TORONTO JAPANESE FILM FESTIVAL AWARDS THE GRAND JURY PRIZE WINNERS
WINNING FILMS STREAM THE THE TORONTO JAPANESE FILM FESTIVAL
JUNE 5-27, 2021
THE KOBAYASHI AUDIENCE CHOICE AWARD TO BE ANNOUNCED JUNE 28, 2021
Toronto, June 1, 2021 – The Toronto Japanese Film Festival is pleased to announce the 2021 GRAND JURY PRIZE goes to A GARDEN OF THE CAMELLIAS. The powerful directorial debut from photographer YOSHIHIKO UEDA is a ravishingly beautiful examination of the exquisite transience of life. The Jury compared the film to the work of Mizoguchi and Ozu stating, “Sumiko Fuji is a portrait in grace as a grieving widow and mother, who is holding fast to her memories in a house that may soon no longer be hers. I could feel every beat of her wounded heart.”
In a three-way tie for runner-up the Jury selected Akiko Ohku’s HOLD ME BACK, calling it “A buoyant, bold, and endlessly interesting film that—like all the Ohku films—emphasizes the internal world of someone we're always just beyond reach of understanding”. Of Shuichi Okita’s surreal examination of aging and loneliness, ORA ORA BE GOIN’ ALONE the Jury stated: “It was amazing to see how the loneliness, boredom and regrets of an elderly woman turn into positive feelings through the characters ‘in her imagination’. This humorous approach by director Okita blended with the admirable performance of Tanaka Yuko, creates a unique world and tempo on the screen”. And, the Jury said of Miwa Nishikawa’s UNDER THE OPEN SKY it “delivers an unflinching yet compassionate look at the “underclasses” of Japanese society… a strong message about the injustice of a society that drives ex-convicts back into criminality through ostracism and bureaucratic red tape.”

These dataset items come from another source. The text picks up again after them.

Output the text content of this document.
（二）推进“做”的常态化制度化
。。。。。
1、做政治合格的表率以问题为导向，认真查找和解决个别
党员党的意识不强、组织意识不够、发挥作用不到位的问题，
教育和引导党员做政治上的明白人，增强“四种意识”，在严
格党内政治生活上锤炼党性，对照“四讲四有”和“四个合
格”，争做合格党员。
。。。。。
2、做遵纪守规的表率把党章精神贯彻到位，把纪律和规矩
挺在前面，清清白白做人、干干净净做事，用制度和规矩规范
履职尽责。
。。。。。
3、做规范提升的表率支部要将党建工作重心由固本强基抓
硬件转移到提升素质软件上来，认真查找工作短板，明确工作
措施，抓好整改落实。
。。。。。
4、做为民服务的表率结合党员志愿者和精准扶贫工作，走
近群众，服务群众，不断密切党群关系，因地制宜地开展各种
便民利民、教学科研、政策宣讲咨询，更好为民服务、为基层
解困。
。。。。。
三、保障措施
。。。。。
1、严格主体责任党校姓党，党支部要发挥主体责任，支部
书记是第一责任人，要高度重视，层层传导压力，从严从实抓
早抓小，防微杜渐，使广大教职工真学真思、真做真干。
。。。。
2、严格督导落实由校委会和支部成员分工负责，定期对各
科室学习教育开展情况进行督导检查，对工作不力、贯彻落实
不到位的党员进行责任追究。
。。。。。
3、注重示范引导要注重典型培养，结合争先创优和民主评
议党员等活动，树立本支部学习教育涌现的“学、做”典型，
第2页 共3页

This year’s Grand Jury is comprised of DR. SANDRA ANNETT, author and Japanese film professor at Wilfred Laurier University; KELLY FLECK, editor of Nikkie Times, the national Japanese-Canadian newspaper; veteran Toronto film critic and founding member of the Toronto Film Critics Association, PETER HOWELL; YUKO SHIMIZU, Executive Director of the Japan Foundation Toronto and K. F. WATANABE, Deputy Director of Film at the Japan Society, New York.
From June 5 - 27, 24 official Festival selections, including the winning films, will be available to Canadian audiences for streaming on the Toronto Japanese Film Festival’s online festival platform, Cinesend. During the festival, audiences will be able to vote online for the KOBAYASHI AUDIENCE CHOICE AWARD which will be announced on June 28, 2021. The award is presented to the film chosen as the festival favorite by audiences based on online ballots completed post screening.
THE GRAND JURY PRIZE is awarded to the feature selected as the best film among this year’s festival offerings. Films are reviewed by an Official Jury made up of filmmakers, film professionals, writers and educators. The winning filmmaker is awarded with a certificate and a cash prize of ¥100,000 Japanese yen.
The KOBAYASHI AUDIENCE CHOICE AWARD is named in honour of Coby and Yone Kobayashi, a second-generation nikkei couple whose vision, generosity and tireless efforts over 50 years were essential to the creation and success of the Japanese Canadian Cultural Centre. The
Kobayashi Hall, at the JCCC is also named after Coby and Yone, the home of the Toronto Japanese Film Festival.
Tickets are on sale to the end of the festival on June 27, 2021. This year TorontoJFF offers individual tickets at CAD $9.99. The ALL-ACCESS FESTIVAL PASS at CAD $99.99 are sold out. The process is quite simple; just go to the FILM LINE-UP page of the TorontoJFF site and follow the prompts. Please enjoy the films at home with your family. Films are presented through the Toronto Japanese Film Festival’s online platform partner CINESEND. Some films do address adult themes, so please check age recommendations.
The TORONTO JAPANESE FILM FESTIVAL’s mandate has been carefully aligned with that of the Japanese Canadian Cultural Centre. In the 57 years since the opening of the JCCC, film has been an important tool in creating friendship, understanding, and exchange between the Japanese and broader Canadian community. Ticket sales from the festival also help to drive our heritage programming which shares the important lessons of cultural acceptance and human rights, implicit in the Japanese Canadian experience with all Canadians.